Come Clean

See disclaimer in part one (Come Down)

Ledah is finally asleep.

It's taken him a while to settle down; it usually does when he's not easing off or into the peak of a high. But he's curled up against me, clinging almost childishly, his breathing soft and even, his lips parted just slightly. He looks… peaceful is the word I want to use, but that's not true. Haggard is a lot more accurate, hounded perhapsa bit truer. He's definitely sickly, but that's more because of his reaction to his drugs than anything else. But he just looks so tired, even asleep.

I pray that he'll be able to forgive me for what I'm about to do to him.

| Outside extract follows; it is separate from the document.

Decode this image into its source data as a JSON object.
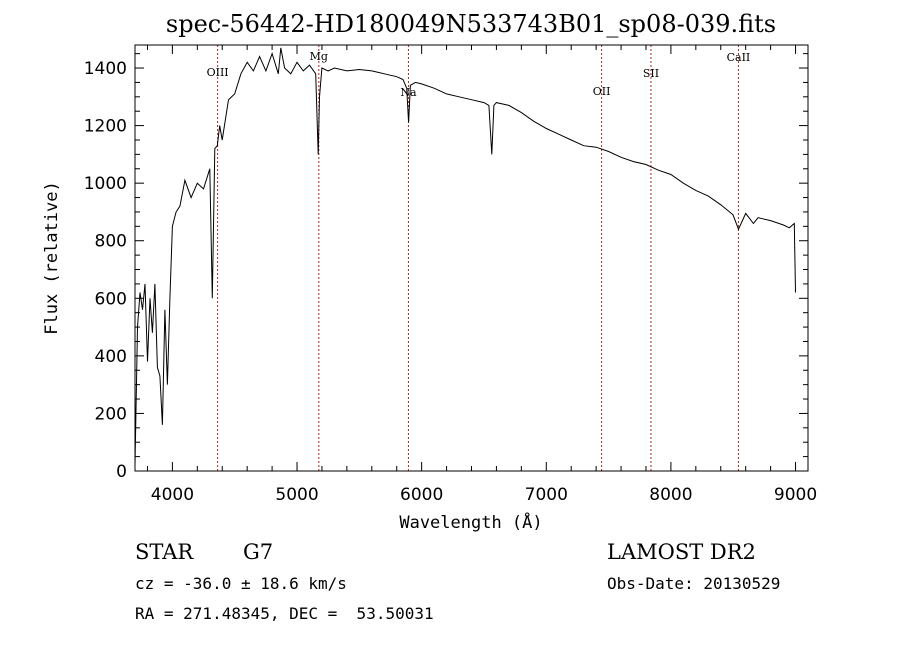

What I'm already doing to him.

I've talked to Samael a lot recently. I really do worry about Ledah, and he's really the only one I can turn to. He's told me that in Ledah's condition, increasing the dosage of a shot of Antidote just enough to get high will soon become fatal. He's not eating properly and doesn't get nearly enough sleep, and he's let his health fall completely by the wayside along with everything else. His enslavement to addiction has weakened him, and with his rising tolerance to Antidote…

I can't let it happen.

Samael has told me he'll help me if I need it, but I want to do this on my own, or at least try to as long as I can. He's already done so much—helped me learn about detox and the things I'll need—that I'd feel ashamed taking any more assistance.

Besides, I feel a little responsible for letting it get this bad.

Ledah's needed someone to take care of him all these years, but I wonder sometimes if I haven't been a little too accepting of his habits. Choosing between his life and his gratitude is easy now, but maybe I could've kept it from going on this long if I'd put my foot down earlier. Maybe I have just been enabling him, like Samael keeps hinting. But it's so hard to want to do something that'll hurt him, even though it's for his own good…

Quitting a drug cold turkey is never easy. Antidote is so addictive and powerful that withdrawal can start hours after a long-term addict misses a dose. I think Ledah's a little afraid of the near-literal hell he'll go through if he ever decides to quit.

But I can't let this go on any longer.

I've lived with Ledah long enough that I know exactly where he hides his drugs, his needles, and everything else he uses. Only a few hours ago—when I knew he was lying still and as asleep as he is right now—did I dare to sneak out; I was afraid he'd find me. But I did it—I cleaned it all out and disposed of everything.

I've already warned the other Antidote stoners that no matter what happens, none of them are to give Ledah another fix. Just in case, I've already gotten permission from Samael, Celina, and the others to quit my schooling for a while—a few months at the shortest, even years if that's what needs to happen. I'll stay with him, help him ride it off, keep him from sneaking out and getting himself drugged up again.

If Ledah keeps this on, he'll kill himself. He has to stop, even if that means I have to intervene against his will.

He shifts and moans softly as he sleeps in my arms. My heart aching, I lean forward to kiss his forehead, murmuring whatever I can think of to soothe him back into sleep. He's such a restless sleeper lately, and he seems like he's made out of porcelain, so fragile that a single touch could break him.

It wasn't just his virginity that Ledah lost ten years ago. I know that he would never be like this if his father hadn't done those things to him. Even though his parents beat him, he was different back then… stronger. He didn't just give in to things right away; he still had that spark left, that spirit that put him on the pedestal of my child's idolatry. The rape just took all the fight out of him, until he was ready to do anything just to free himself from that pain and shame.

I didn't understand all of this back then, but I knew it all the same.

Ledah's the child in this relationship now, the dependent. He acts more like a dispassionate, disillusioned doll than the man he should be, my classmate and my tutor as he once was.

I want that Ledah back. Even though I know it's hard to reclaim what once was, I want him back. And if Ledah were asked about it—if he were completely sober and in his normal rational mind—I think he would agree, too.

But it's going to be so hard.

Worse than his childish dependence are the looks he gives me when he doesn't think I'm paying attention. Those sad, hopeless, hangdog stares, depressed and almost tearful, aching with longing and shame… their meaning is quite plain to me, and they're painful even to look at. They're just so completely soulful, so truthful… and the look on his face is always, "I need you. I need you, but I'm not good enough for you. I'm not good enough and I never will be."

Maybe it's arrogant of me. But I can't stand it. I have to save him.

Please, Ledah, don't hate me for the pain I'm going to put you through.

I'll be there with you. You'll scream and curse at me, you'll try to escape. I'll try to be strong enough to withstand it, strong enough for both of us. I'll hold you when you shake with the fever of withdrawal, and when you're feeling better I'll whisper all the sweet insubstantial promises you want as you sleep.

I only want what'll be best for you.

Gods, forgive me. I can't help but feel this way.

You're good enough for me.

So please… forgive me for this, Ledah.

I pray that once you come clean, you'll understand.